Two weeks ago, I trudged through snow and ice around the perimeter of McEuen Field. Seeing it in winter made one thing obvious: Fences crisscrossing the empty field make it unusable for anything other than summer ball games. It’s hard, but it’s time to say goodbye to American Legion baseball’s long tradition of games under the lights on hot summer nights here.

It’s hard, but it’s time to say goodbye to American Legion baseball’s long tradition of games under the lights on hot summer nights here.

The mayor and council made it clear in an ordinance some years ago that no activity currently in use on McEuen will be removed until a replacement venue has been found that is equal to the existing location or better. That applies especially to the ball games and to the downtown boat launch. A search is on for another location in the north end of the lake where the space is right and the water is deep enough to permit boats to launch year-round.

Our community has dreamed before of ways to remake McEuen Field and to replace the city parking lot. Sometime around 1958, a ragtag bunch of stalwarts (my husband among them) formed something they deliberately misnamed the Lakeshore Development Committee, in order to oppose a plan that would’ve plunked a shopping mall in the middle of that very special property.

After Coeur d’Alene voters nixed the shopping mall proposal, the Lakeshore Development gang planted a modest sapling to discourage any further attempts to extend Fourth Street through the park and toward the lake. Today that sapling, renamed the Freedom Tree during the Vietnam War, measures 75 feet tall, and like Rudoph’s nose, it’s shiny and bright at Christmas time.

According to the new park plan, the Freedom Tree has to go.

And that’s OK. The tree has served Coeur d’Alene well as a defense against the encroachment of streets and buildings. The yellow ribbons that decorated its branches helped bring home missing-in-action Vietnam hero Fred MacMurray. Surely, there is an appropriate spot somewhere else on city property.
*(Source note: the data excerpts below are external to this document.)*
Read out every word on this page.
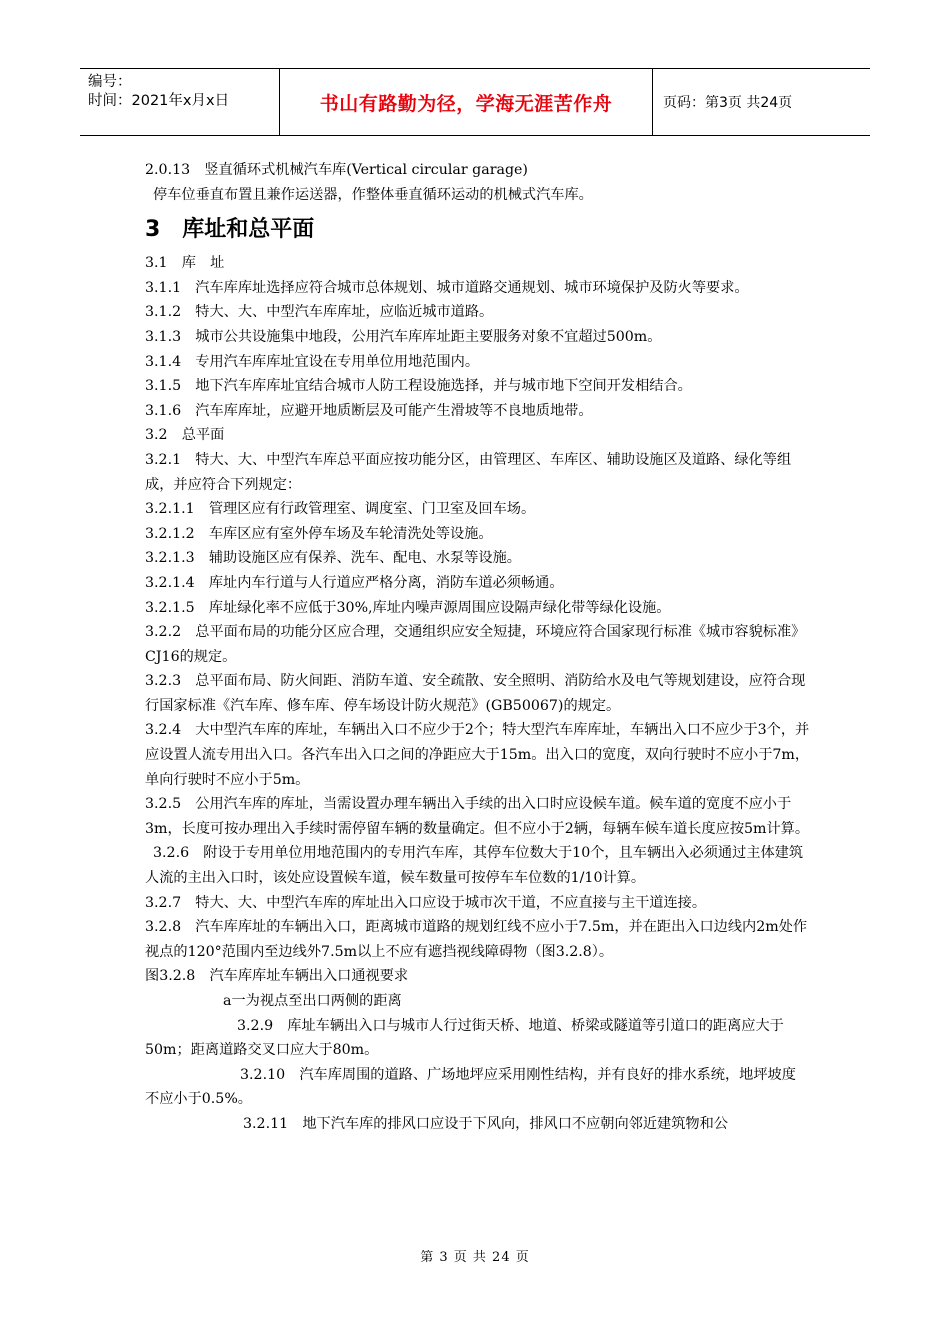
编号：
时间：2021年x月x日	书山有路勤为径，学海无涯苦作舟	页码：第3页 共24页

2.0.13　竖直循环式机械汽车库(Vertical circular garage)

停车位垂直布置且兼作运送器，作整体垂直循环运动的机械式汽车库。

3　库址和总平面

3.1　库　址

3.1.1　汽车库库址选择应符合城市总体规划、城市道路交通规划、城市环境保护及防火等要求。

3.1.2　特大、大、中型汽车库库址，应临近城市道路。

3.1.3　城市公共设施集中地段，公用汽车库库址距主要服务对象不宜超过500m。

3.1.4　专用汽车库库址宜设在专用单位用地范围内。

3.1.5　地下汽车库库址宜结合城市人防工程设施选择，并与城市地下空间开发相结合。

3.1.6　汽车库库址，应避开地质断层及可能产生滑坡等不良地质地带。

3.2　总平面

3.2.1　特大、大、中型汽车库总平面应按功能分区，由管理区、车库区、辅助设施区及道路、绿化等组成，并应符合下列规定：

3.2.1.1　管理区应有行政管理室、调度室、门卫室及回车场。

3.2.1.2　车库区应有室外停车场及车轮清洗处等设施。

3.2.1.3　辅助设施区应有保养、洗车、配电、水泵等设施。

3.2.1.4　库址内车行道与人行道应严格分离，消防车道必须畅通。

3.2.1.5　库址绿化率不应低于30%,库址内噪声源周围应设隔声绿化带等绿化设施。

3.2.2　总平面布局的功能分区应合理，交通组织应安全短捷，环境应符合国家现行标准《城市容貌标准》CJ16的规定。

3.2.3　总平面布局、防火间距、消防车道、安全疏散、安全照明、消防给水及电气等规划建设，应符合现行国家标准《汽车库、修车库、停车场设计防火规范》(GB50067)的规定。

3.2.4　大中型汽车库的库址，车辆出入口不应少于2个；特大型汽车库库址，车辆出入口不应少于3个，并应设置人流专用出入口。各汽车出入口之间的净距应大于15m。出入口的宽度，双向行驶时不应小于7m，单向行驶时不应小于5m。

3.2.5　公用汽车库的库址，当需设置办理车辆出入手续的出入口时应设候车道。候车道的宽度不应小于3m，长度可按办理出入手续时需停留车辆的数量确定。但不应小于2辆，每辆车候车道长度应按5m计算。

3.2.6　附设于专用单位用地范围内的专用汽车库，其停车位数大于10个，且车辆出入必须通过主体建筑人流的主出入口时，该处应设置候车道，候车数量可按停车车位数的1/10计算。

3.2.7　特大、大、中型汽车库的库址出入口应设于城市次干道，不应直接与主干道连接。

3.2.8　汽车库库址的车辆出入口，距离城市道路的规划红线不应小于7.5m，并在距出入口边线内2m处作视点的120°范围内至边线外7.5m以上不应有遮挡视线障碍物（图3.2.8）。

图3.2.8　汽车库库址车辆出入口通视要求

a一为视点至出口两侧的距离

3.2.9　库址车辆出入口与城市人行过街天桥、地道、桥梁或隧道等引道口的距离应大于50m；距离道路交叉口应大于80m。

3.2.10　汽车库周围的道路、广场地坪应采用刚性结构，并有良好的排水系统，地坪坡度不应小于0.5%。

3.2.11　地下汽车库的排风口应设于下风向，排风口不应朝向邻近建筑物和公

第 3 页 共 24 页
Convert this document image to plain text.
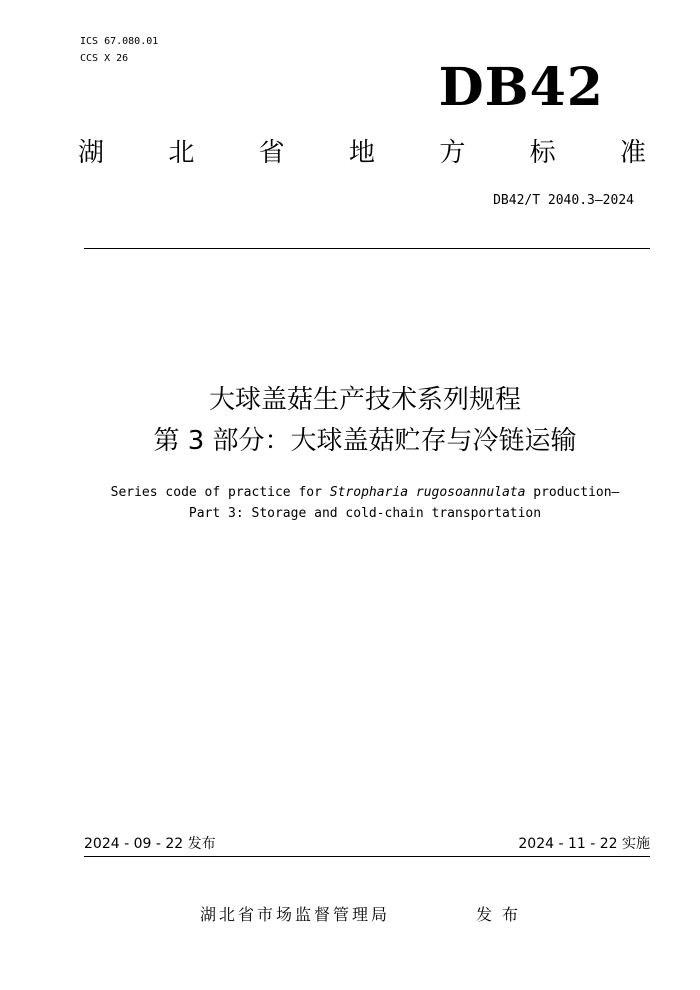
ICS 67.080.01
CCS X 26	DB42
湖 北 省 地 方 标 准
DB42/T 2040.3—2024
大球盖菇生产技术系列规程
第 3 部分：大球盖菇贮存与冷链运输
Series code of practice for Stropharia rugosoannulata production—
Part 3: Storage and cold-chain transportation
2024 - 09 - 22 发布	2024 - 11 - 22 实施
湖北省市场监督管理局	发布
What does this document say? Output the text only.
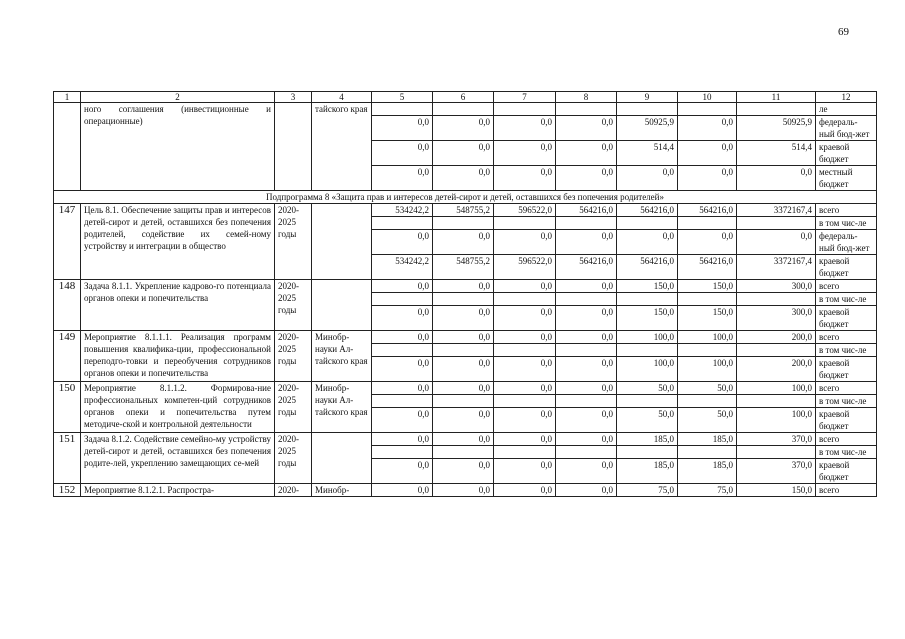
69
1	2	3	4	5	6	7	8	9	10	11	12
	ного соглашения (инвестиционные и операционные)		тайского края								ле
				0,0	0,0	0,0	0,0	50925,9	0,0	50925,9	федераль-ный бюд-жет
				0,0	0,0	0,0	0,0	514,4	0,0	514,4	краевой бюджет
				0,0	0,0	0,0	0,0	0,0	0,0	0,0	местный бюджет
Подпрограмма 8 «Защита прав и интересов детей-сирот и детей, оставшихся без попечения родителей»											
147	Цель 8.1. Обеспечение защиты прав и интересов детей-сирот и детей, оставшихся без попечения родителей, содействие их семей-ному устройству и интеграции в общество	2020-2025 годы		534242,2	548755,2	596522,0	564216,0	564216,0	564216,0	3372167,4	всего
											в том чис-ле
				0,0	0,0	0,0	0,0	0,0	0,0	0,0	федераль-ный бюд-жет
				534242,2	548755,2	596522,0	564216,0	564216,0	564216,0	3372167,4	краевой бюджет
148	Задача 8.1.1. Укрепление кадрово-го потенциала органов опеки и попечительства	2020-2025 годы		0,0	0,0	0,0	0,0	150,0	150,0	300,0	всего
											в том чис-ле
				0,0	0,0	0,0	0,0	150,0	150,0	300,0	краевой бюджет
149	Мероприятие 8.1.1.1. Реализация программ повышения квалифика-ции, профессиональной переподго-товки и переобучения сотрудников органов опеки и попечительства	2020-2025 годы	Минобр-науки Ал-тайского края	0,0	0,0	0,0	0,0	100,0	100,0	200,0	всего
											в том чис-ле
				0,0	0,0	0,0	0,0	100,0	100,0	200,0	краевой бюджет
150	Мероприятие 8.1.1.2. Формирова-ние профессиональных компетен-ций сотрудников органов опеки и попечительства путем методиче-ской и контрольной деятельности	2020-2025 годы	Минобр-науки Ал-тайского края	0,0	0,0	0,0	0,0	50,0	50,0	100,0	всего
											в том чис-ле
				0,0	0,0	0,0	0,0	50,0	50,0	100,0	краевой бюджет
151	Задача 8.1.2. Содействие семейно-му устройству детей-сирот и детей, оставшихся без попечения родите-лей, укреплению замещающих се-мей	2020-2025 годы		0,0	0,0	0,0	0,0	185,0	185,0	370,0	всего
											в том чис-ле
				0,0	0,0	0,0	0,0	185,0	185,0	370,0	краевой бюджет
152	Мероприятие 8.1.2.1. Распростра-	2020-	Минобр-	0,0	0,0	0,0	0,0	75,0	75,0	150,0	всего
I agree with the Tubbs Hill Foundation, the official protector of the amazing 134 acres of wilderness within Coeur d’Alene city limits, when it cautions against tampering with Tubbs Hill’s natural state. Let’s leave Tubbs alone.

Several plans have been drawn up in recent years. But this time is different, partly because the Lake City Development Corporation wants to partner in fixing McEuen Park’s needed improvements. And partly because the steering committee was asked to develop a vision for the future. They were asked to dream and they dreamed big.

This proposal deserves the public’s constructive suggestions, opinions and hallelujahs. The status quo should go.